A leitura, em todos os níveis, é um caminho de prazer e dificuldades.

Quase toda criança aprende a falar com naturalidade, e só depois adquire a tecnologia da escrita. Assim foi o mundo. Primeiro o ser humano aprendeu a falar, para depois aprender a escrever. A escrita vem depois da fala. Sendo assim, toda criança engasga, tropeça, titubeia, quando adentra pelas primeiras letras. E titubear faz parte da vida.

Eu, por exemplo, sempre gostei das letras. Mas qual não era o meu sufoco quando, na 1ª série, minha alfabetizadora, com vara de marmelo nas mãos, ia me tomar lições de leitura na frente dos meus colegas! Era uma vara para apenas apontar no quadro o que deveria ser lido por meus olhos e bocas de infância, mas mesmo assim eu tinha medo de que ela também viesse a ter outra serventia para menino tão tenso como eu me mostrava na frente de todos. A professora colocava palavras e frases no quadro, que de negro não tinha nada. Era um quadro esverdeado, meio gasto, encimado por um crucifixo sustendo um Cristo com rosto sofrido. O que eu lia eram trechos que ela tirava de antigas cartilhas. E me engasgava com palavras tão parecidas. O macaco é da Moema. Mimi mia e o moinho mói. O chapéu é de Seu Chico. Ele chegou e tirou o chapéu. Seu Chico é educado. A faca é afiada. O foguete vai subir... E assim eu ia atropelando palavras, custando a entender, por exemplo, por que o “u” desaparecia da minha boca numa palavra como “foguete” ou por que o “e”, no final desta mesma palavra, saía fantasiado de “i”. No entanto, mesmo manco na minha leitura, o nervosismo embaralhando tudo, eu amava aquelas palavras solteiras e também as casadas, juntando-se todas em frases e textos que me fascinavam.
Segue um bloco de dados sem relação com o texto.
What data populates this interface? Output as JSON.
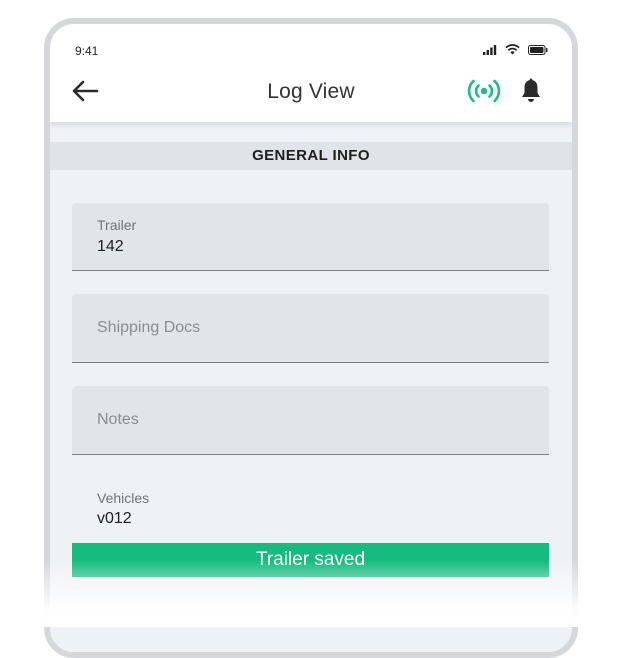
{
  "status_bar": {
    "time": "9:41"
  },
  "app_bar": {
    "title": "Log View"
  },
  "section": {
    "title": "GENERAL INFO"
  },
  "fields": {
    "trailer": {
      "label": "Trailer",
      "value": "142"
    },
    "shipping_docs": {
      "placeholder": "Shipping Docs"
    },
    "notes": {
      "placeholder": "Notes"
    },
    "vehicles": {
      "label": "Vehicles",
      "value": "v012"
    }
  },
  "toast": {
    "message": "Trailer saved"
  },
  "colors": {
    "accent": "#16bb80",
    "signal_icon": "#1dbb7f",
    "section_bg": "#e0e3e7",
    "content_bg": "#eef1f5"
  },
  "icons": {
    "back": "arrow-left-icon",
    "signal": "broadcast-signal-icon",
    "notifications": "bell-icon",
    "cellular": "cellular-signal-icon",
    "wifi": "wifi-icon",
    "battery": "battery-icon"
  }
}
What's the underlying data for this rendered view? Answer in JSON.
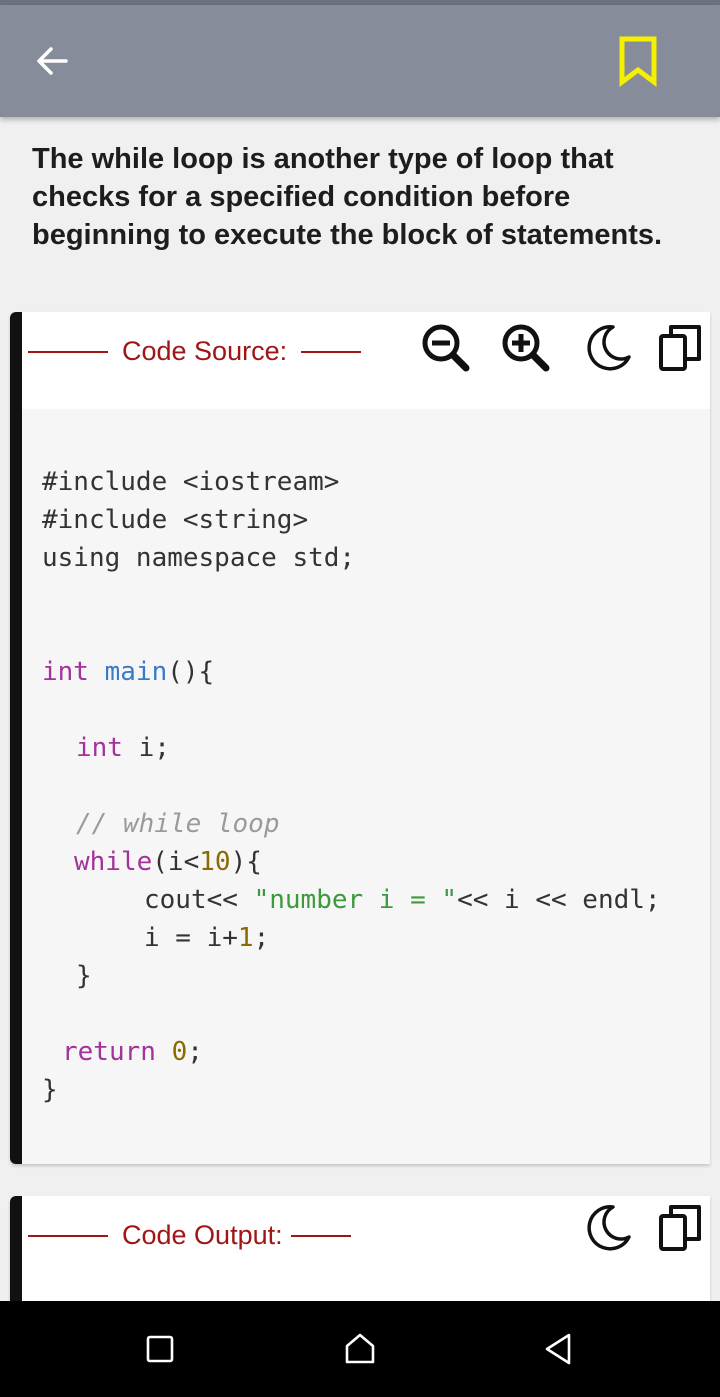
{
  "appbar": {
    "back_icon": "arrow-left-icon",
    "bookmark_icon": "bookmark-outline-icon",
    "bookmark_color": "#f5f000"
  },
  "intro_text": "The while loop is another type of loop that checks for a specified condition before beginning to execute the block of statements.",
  "source_card": {
    "label": "Code Source:",
    "tools": [
      "zoom-out-icon",
      "zoom-in-icon",
      "dark-mode-moon-icon",
      "copy-icon"
    ],
    "code": {
      "include1": "#include <iostream>",
      "include2": "#include <string>",
      "using": "using namespace std;",
      "main_kw": "int",
      "main_fn": "main",
      "main_rest": "(){",
      "decl_kw": "int",
      "decl_rest": " i;",
      "comment": "// while loop",
      "while_kw": "while",
      "while_a": "(i<",
      "while_num": "10",
      "while_b": "){",
      "cout_a": "cout<< ",
      "cout_str": "\"number i = \"",
      "cout_b": "<< i << endl;",
      "inc_a": "i = i+",
      "inc_num": "1",
      "inc_b": ";",
      "close_inner": "}",
      "ret_kw": "return",
      "ret_sp": " ",
      "ret_num": "0",
      "ret_semi": ";",
      "close_outer": "}"
    }
  },
  "output_card": {
    "label": "Code Output:",
    "tools": [
      "dark-mode-moon-icon",
      "copy-icon"
    ]
  },
  "navbar": {
    "buttons": [
      "recent-apps-icon",
      "home-icon",
      "back-triangle-icon"
    ]
  },
  "colors": {
    "appbar": "#878c9b",
    "accent_red": "#a01515",
    "keyword": "#a3339b",
    "function": "#3a7bc8",
    "number": "#8a6b00",
    "string": "#3c9a3c",
    "comment": "#9a9a9a"
  }
}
Apesar das dificuldades, lembro bem, a professora, mesmo brava, investia na leitura dos alunos. E em casa meus pais me deixavam brincar com as palavras, fazer amizade com elas. Se os familiares fazem isso, as dificuldades são logo superadas, e o ato de leitura deslancha.

Outras dificuldades persistem mais ao longo da vida, como, por exemplo, a de ter de lidar com textos que nos puxam o chão dos pés, que nos sacodem, que nos chamam para a vida, que nos fazem acordar para as dores do mundo.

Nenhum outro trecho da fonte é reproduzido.